Assim, nunca poderíamos estar perante uma situação de excesso de pronúncia, uma vez que o pedido se mostra formulado pelo Apelado, razão pela qual foi apreciado na sentença recorrida.
Nesta conformidade, diferentemente do alegado pela Apelante nunca poderíamos estar perante uma situação em que o tribunal a quo se pronunciou sobre pedido não peticionado, antes sim, quanto muito, sobre pedido ao qual foi dada procedência, apesar de se encontrar insuficientemente formulado. Porém, a procedência de pedido insuficientemente formulado é situação diversa de ausência de pedido.
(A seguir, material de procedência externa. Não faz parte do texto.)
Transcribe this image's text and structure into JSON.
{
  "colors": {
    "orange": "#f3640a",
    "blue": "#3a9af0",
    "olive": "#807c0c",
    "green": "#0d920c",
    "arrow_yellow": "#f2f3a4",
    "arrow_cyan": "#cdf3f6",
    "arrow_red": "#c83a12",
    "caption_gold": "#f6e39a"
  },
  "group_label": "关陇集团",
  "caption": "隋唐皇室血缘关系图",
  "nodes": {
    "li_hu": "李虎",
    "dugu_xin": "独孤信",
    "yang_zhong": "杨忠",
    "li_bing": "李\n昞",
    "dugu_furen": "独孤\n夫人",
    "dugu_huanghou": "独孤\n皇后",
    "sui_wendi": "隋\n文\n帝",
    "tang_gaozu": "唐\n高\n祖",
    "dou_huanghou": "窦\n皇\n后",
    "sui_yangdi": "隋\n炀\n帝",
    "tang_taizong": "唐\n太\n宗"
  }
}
Pelo exposto, por inexistir qualquer situação de nulidade prevista no art. 615.º, n.º 1, al. d), do Código de Processo Civil ex vi art. 77.º do Código de Processo de Trabalho, improcede, nesta parte, a pretensão da Apelante.
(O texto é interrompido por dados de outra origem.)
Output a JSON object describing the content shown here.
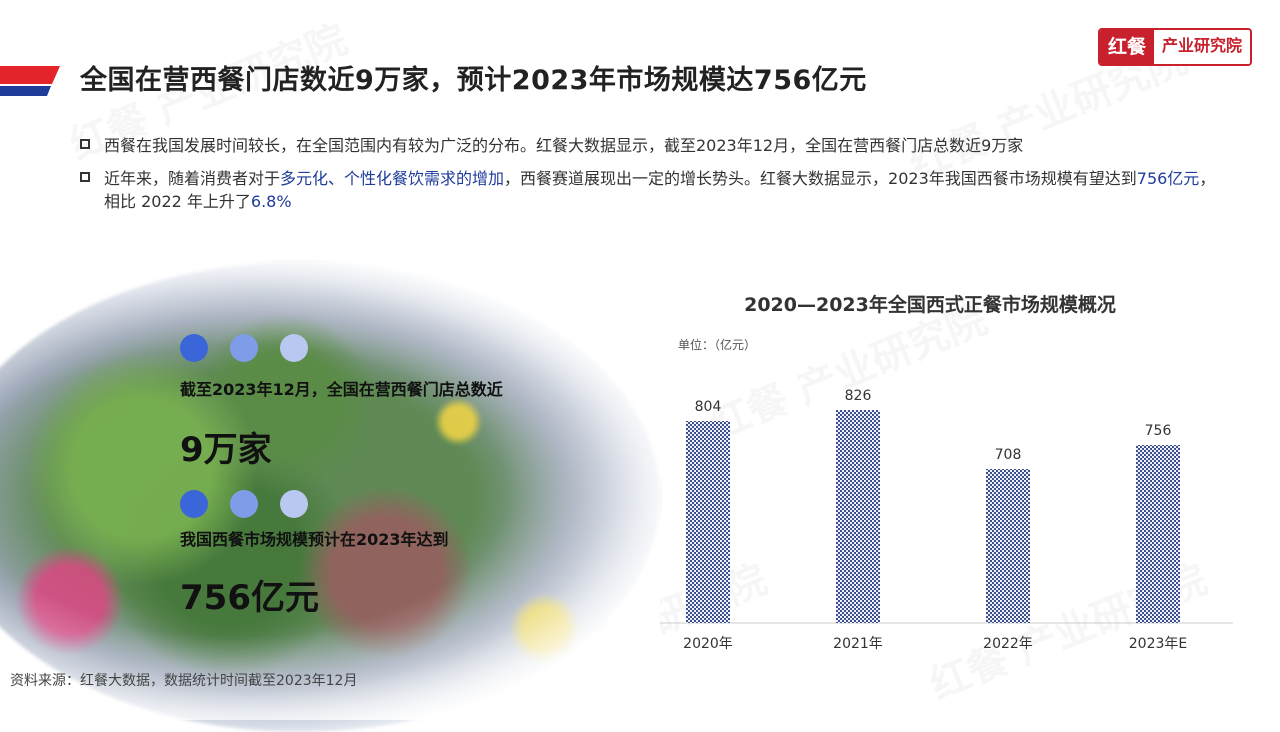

2) Valor das mensagens de WhatsApp como meio de prova
Segundo a Apelante, a tomada de conhecimento do teor das mensagens de WhatsApp, enviadas pelo Apelado a outro trabalhador da Apelante, por parte da entidade patronal, não implica qualquer violação ou devassa de comunicações privadas, visto que a Apelante foi informada pelo próprio destinatário das referidas mensagens, no exercício do seu direito à liberdade de expressão, sobre o teor das mesmas.
Alegou igualmente que o Apelado admitiu perante a gerente da Apelante ter escrito tais mensagens, afirmando, de forma clara e agressiva, na presença de terceiros, que reiterava tudo quanto havia escrito, pelo que a Apelante poderia e devia, no exercício do poder disciplinar que lhe cabe, ter usado o teor das mensagens em causa como prova do comportamento reprovável do Apelado, as quais, enquanto tal, não enfermam de qualquer nulidade.
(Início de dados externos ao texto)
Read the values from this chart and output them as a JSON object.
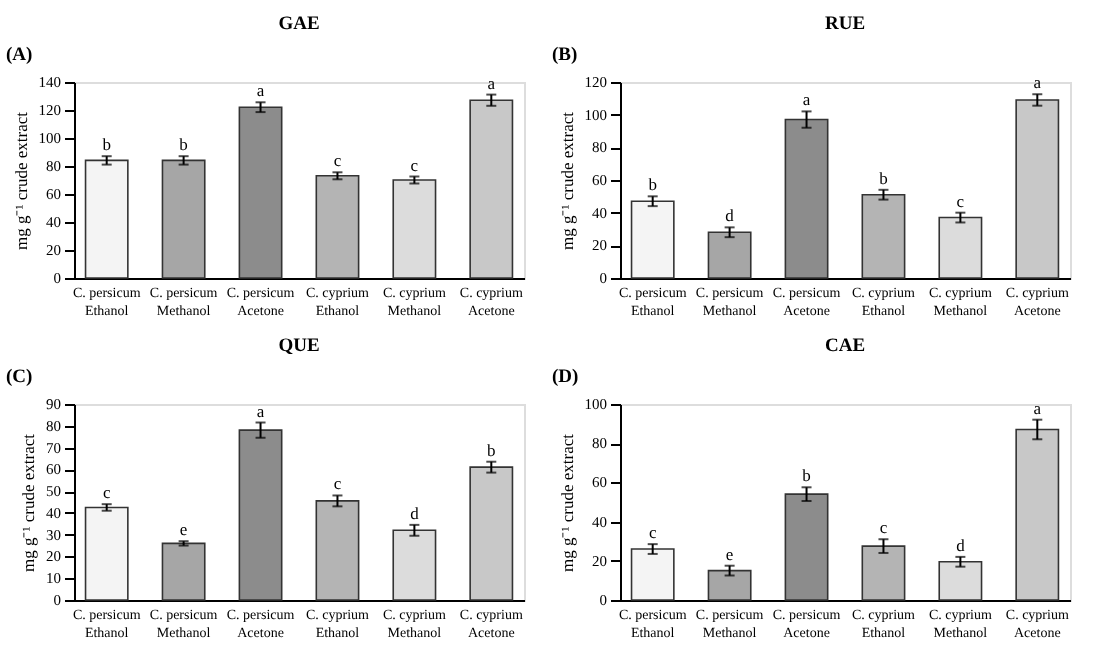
{
  "chart_data": [
    {
      "type": "bar",
      "title": "GAE",
      "ylabel": "mg g⁻¹ crude extract",
      "annotations": [
        "(A)",
        {
          "text": "b",
          "x": "C. persicum\nEthanol",
          "y": 87
        },
        {
          "text": "b",
          "x": "C. persicum\nMethanol",
          "y": 87
        },
        {
          "text": "a",
          "x": "C. persicum\nAcetone",
          "y": 125.5
        },
        {
          "text": "c",
          "x": "C. cyprium\nEthanol",
          "y": 75.5
        },
        {
          "text": "c",
          "x": "C. cyprium\nMethanol",
          "y": 72.5
        },
        {
          "text": "a",
          "x": "C. cyprium\nAcetone",
          "y": 131
        }
      ],
      "categories": [
        "C. persicum\nEthanol",
        "C. persicum\nMethanol",
        "C. persicum\nAcetone",
        "C. cyprium\nEthanol",
        "C. cyprium\nMethanol",
        "C. cyprium\nAcetone"
      ],
      "values": [
        84,
        84,
        122,
        73,
        70,
        127
      ],
      "errors": [
        3,
        3,
        3.5,
        2.5,
        2.5,
        4
      ],
      "colors": [
        "#f4f4f4",
        "#a6a6a6",
        "#8c8c8c",
        "#b4b4b4",
        "#dcdcdc",
        "#c8c8c8"
      ],
      "ylim": [
        0,
        140
      ],
      "yticks": [
        0,
        20,
        40,
        60,
        80,
        100,
        120,
        140
      ],
      "grid": false
    },
    {
      "type": "bar",
      "title": "RUE",
      "ylabel": "mg g⁻¹ crude extract",
      "annotations": [
        "(B)",
        {
          "text": "b",
          "x": "C. persicum\nEthanol",
          "y": 50
        },
        {
          "text": "d",
          "x": "C. persicum\nMethanol",
          "y": 31
        },
        {
          "text": "a",
          "x": "C. persicum\nAcetone",
          "y": 102
        },
        {
          "text": "b",
          "x": "C. cyprium\nEthanol",
          "y": 54
        },
        {
          "text": "c",
          "x": "C. cyprium\nMethanol",
          "y": 40
        },
        {
          "text": "a",
          "x": "C. cyprium\nAcetone",
          "y": 112.5
        }
      ],
      "categories": [
        "C. persicum\nEthanol",
        "C. persicum\nMethanol",
        "C. persicum\nAcetone",
        "C. cyprium\nEthanol",
        "C. cyprium\nMethanol",
        "C. cyprium\nAcetone"
      ],
      "values": [
        47,
        28,
        97,
        51,
        37,
        109
      ],
      "errors": [
        3,
        3,
        5,
        3,
        3,
        3.5
      ],
      "colors": [
        "#f4f4f4",
        "#a6a6a6",
        "#8c8c8c",
        "#b4b4b4",
        "#dcdcdc",
        "#c8c8c8"
      ],
      "ylim": [
        0,
        120
      ],
      "yticks": [
        0,
        20,
        40,
        60,
        80,
        100,
        120
      ],
      "grid": false
    },
    {
      "type": "bar",
      "title": "QUE",
      "ylabel": "mg g⁻¹ crude extract",
      "annotations": [
        "(C)",
        {
          "text": "c",
          "x": "C. persicum\nEthanol",
          "y": 44
        },
        {
          "text": "e",
          "x": "C. persicum\nMethanol",
          "y": 27
        },
        {
          "text": "a",
          "x": "C. persicum\nAcetone",
          "y": 81.5
        },
        {
          "text": "c",
          "x": "C. cyprium\nEthanol",
          "y": 48
        },
        {
          "text": "d",
          "x": "C. cyprium\nMethanol",
          "y": 34.5
        },
        {
          "text": "b",
          "x": "C. cyprium\nAcetone",
          "y": 63.5
        }
      ],
      "categories": [
        "C. persicum\nEthanol",
        "C. persicum\nMethanol",
        "C. persicum\nAcetone",
        "C. cyprium\nEthanol",
        "C. cyprium\nMethanol",
        "C. cyprium\nAcetone"
      ],
      "values": [
        42.5,
        26,
        78,
        45.5,
        32,
        61
      ],
      "errors": [
        1.5,
        1,
        3.5,
        2.5,
        2.5,
        2.5
      ],
      "colors": [
        "#f4f4f4",
        "#a6a6a6",
        "#8c8c8c",
        "#b4b4b4",
        "#dcdcdc",
        "#c8c8c8"
      ],
      "ylim": [
        0,
        90
      ],
      "yticks": [
        0,
        10,
        20,
        30,
        40,
        50,
        60,
        70,
        80,
        90
      ],
      "grid": false
    },
    {
      "type": "bar",
      "title": "CAE",
      "ylabel": "mg g⁻¹ crude extract",
      "annotations": [
        "(D)",
        {
          "text": "c",
          "x": "C. persicum\nEthanol",
          "y": 28.5
        },
        {
          "text": "e",
          "x": "C. persicum\nMethanol",
          "y": 17.5
        },
        {
          "text": "b",
          "x": "C. persicum\nAcetone",
          "y": 57.5
        },
        {
          "text": "c",
          "x": "C. cyprium\nEthanol",
          "y": 31
        },
        {
          "text": "d",
          "x": "C. cyprium\nMethanol",
          "y": 22
        },
        {
          "text": "a",
          "x": "C. cyprium\nAcetone",
          "y": 92
        }
      ],
      "categories": [
        "C. persicum\nEthanol",
        "C. persicum\nMethanol",
        "C. persicum\nAcetone",
        "C. cyprium\nEthanol",
        "C. cyprium\nMethanol",
        "C. cyprium\nAcetone"
      ],
      "values": [
        26,
        15,
        54,
        27.5,
        19.5,
        87
      ],
      "errors": [
        2.5,
        2.5,
        3.5,
        3.5,
        2.5,
        5
      ],
      "colors": [
        "#f4f4f4",
        "#a6a6a6",
        "#8c8c8c",
        "#b4b4b4",
        "#dcdcdc",
        "#c8c8c8"
      ],
      "ylim": [
        0,
        100
      ],
      "yticks": [
        0,
        20,
        40,
        60,
        80,
        100
      ],
      "grid": false
    }
  ]
}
Alegou, por fim, que a decisão recorrida, que declarou a ilicitude do despedimento e condenou a Apelante ao pagamento de uma indemnização ao Apelado, afigura-se prematura, sendo que cabia ao tribunal a quo garantir a tramitação normal do processo, permitindo à Apelante a produção de toda a prova relevante, designadamente a testemunhal, a produzir em sede de audiência de julgamento.
Decidamos.
A sentença recorrida sobre esta matéria apresentou a seguinte fundamentação:
Concluindo-se pela regularidade formal do procedimento disciplinar, importa tomar posição quanto à validade da prova recolhida, designadamente no que se refere à licitude da utilização de mensagens trocadas entre dois trabalhadores para punir um deles – tanto mais que as mesmas constituem a única prova recolhida pelo empregador para sustentar a sua decisão (A circunstância de o trabalhador, mais tarde, ter ou não confirmado a autoria de tais mensagens irreleva a este respeito, na medida em que sempre constituiria um facto dependente da validade da prova com a qual alegadamente foi confrontado).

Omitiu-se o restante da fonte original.